Yesterday morning, a friend asked me why I don’t fuck with Hillary Clinton anymore. I tried to answer their question in this short, non-exhaustive list.
- Hillary lost me, when, as First Lady, she lobbied for “tough on crime” policy that put away a disproportionate number of black and brown people, increasing the total prison population by 673,000 people. With her support, her husband signed into law the Violent Crime Control and Law Enforcement Act of 1994. “The number of prisoners under federal jurisdiction doubled, and grew more than it did under the previous 12-years of Republican rule, combined.”
- She lost me when she supported her husband’s decision in the mid 90’s to redirect nearly $1 billion in state spending for higher education to prison construction. Since then, Hillary has received hundreds of thousands of dollars from private prison corporations and ‘related lobbying groups,’including $133,246 for her 2016 presidential bid.
- She lost me when she said in 1994: “We need more police, we need more and tougher prison sentences for repeat offenders. The three strikes and you’re out for violent offenders has to be part of the plan. We need more prisons to keep violent offenders for as long as it takes to keep them off the streets.”
- She lost me again when I read in 2013: “Hillary has signaled she would use the 1990’s as a selling point if she jumps in the race, making the case that, as First Lady, she was part of an era that found solutions to the same sorts of political difficulties that bedevil present-day Washington.”

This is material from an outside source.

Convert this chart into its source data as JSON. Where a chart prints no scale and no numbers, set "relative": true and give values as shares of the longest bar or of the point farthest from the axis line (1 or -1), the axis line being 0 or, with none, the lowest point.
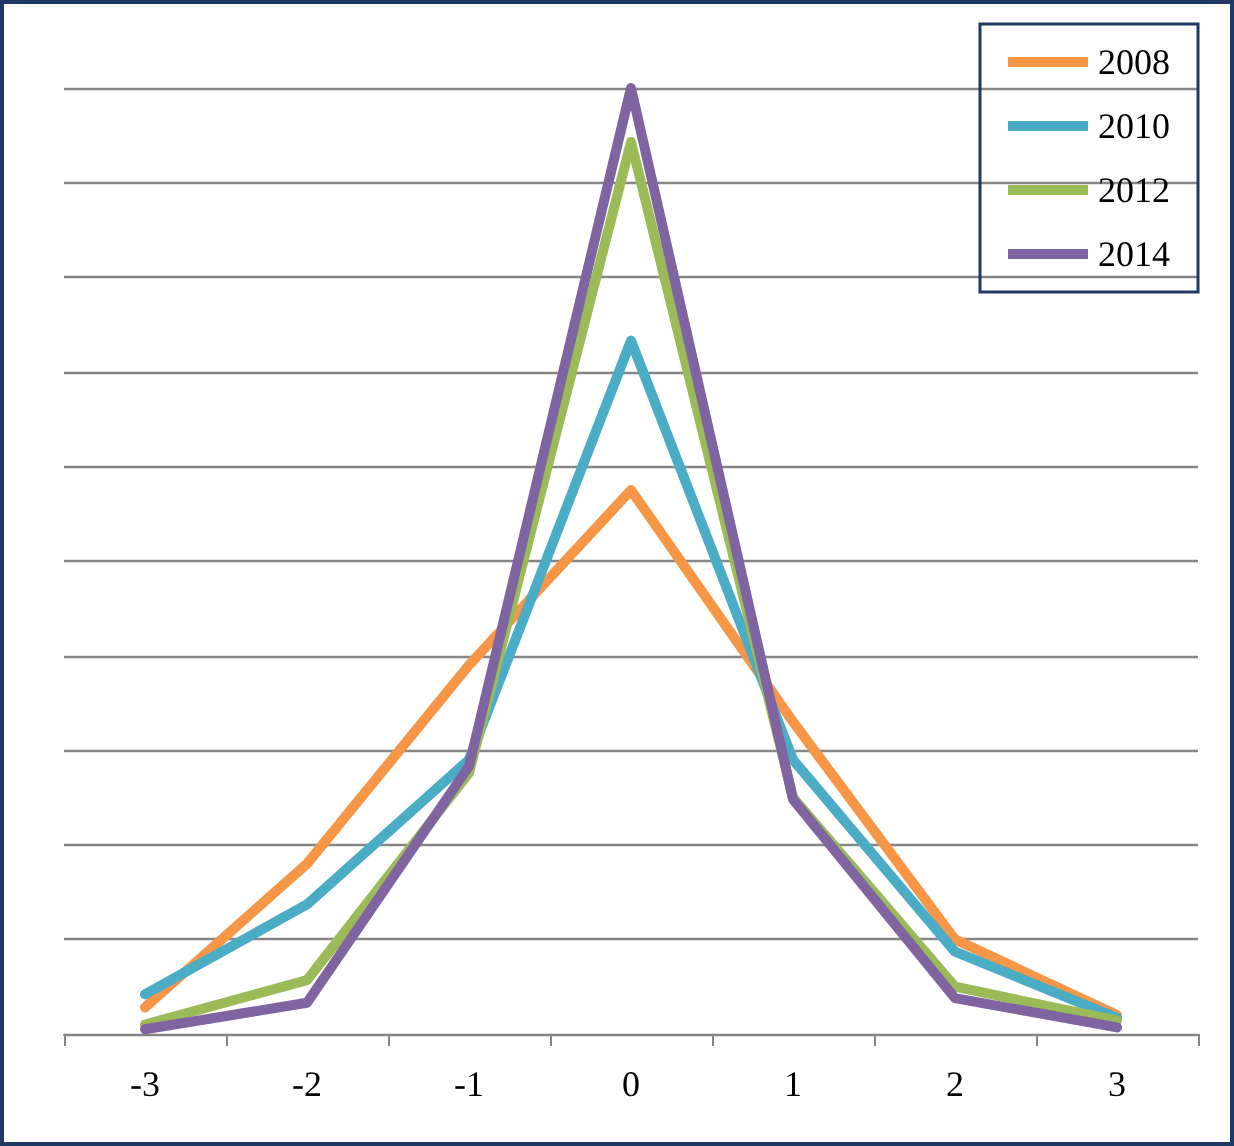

- Hillary Clinton lost me when she — after decades of lobbying for policy that’s decimated (especially African) American communities, and, without any admission of her contribution to the current state of the criminal justice system — said in 2014: “The United States has less than 5 percent of the world’s population, yet we have almost 25 percent of the world’s total prison population… It is because we have allowed our criminal justice system to get out of balance. And I personally hope that these tragedies give us the opportunity to come together as a nation to find our balance again.” -_-
Mass incarceration along with state-sanctioned violence are among the most pressing domestic challenges of our time. We can’t in good conscience elect a president with a history of supporting the very policies that put us here.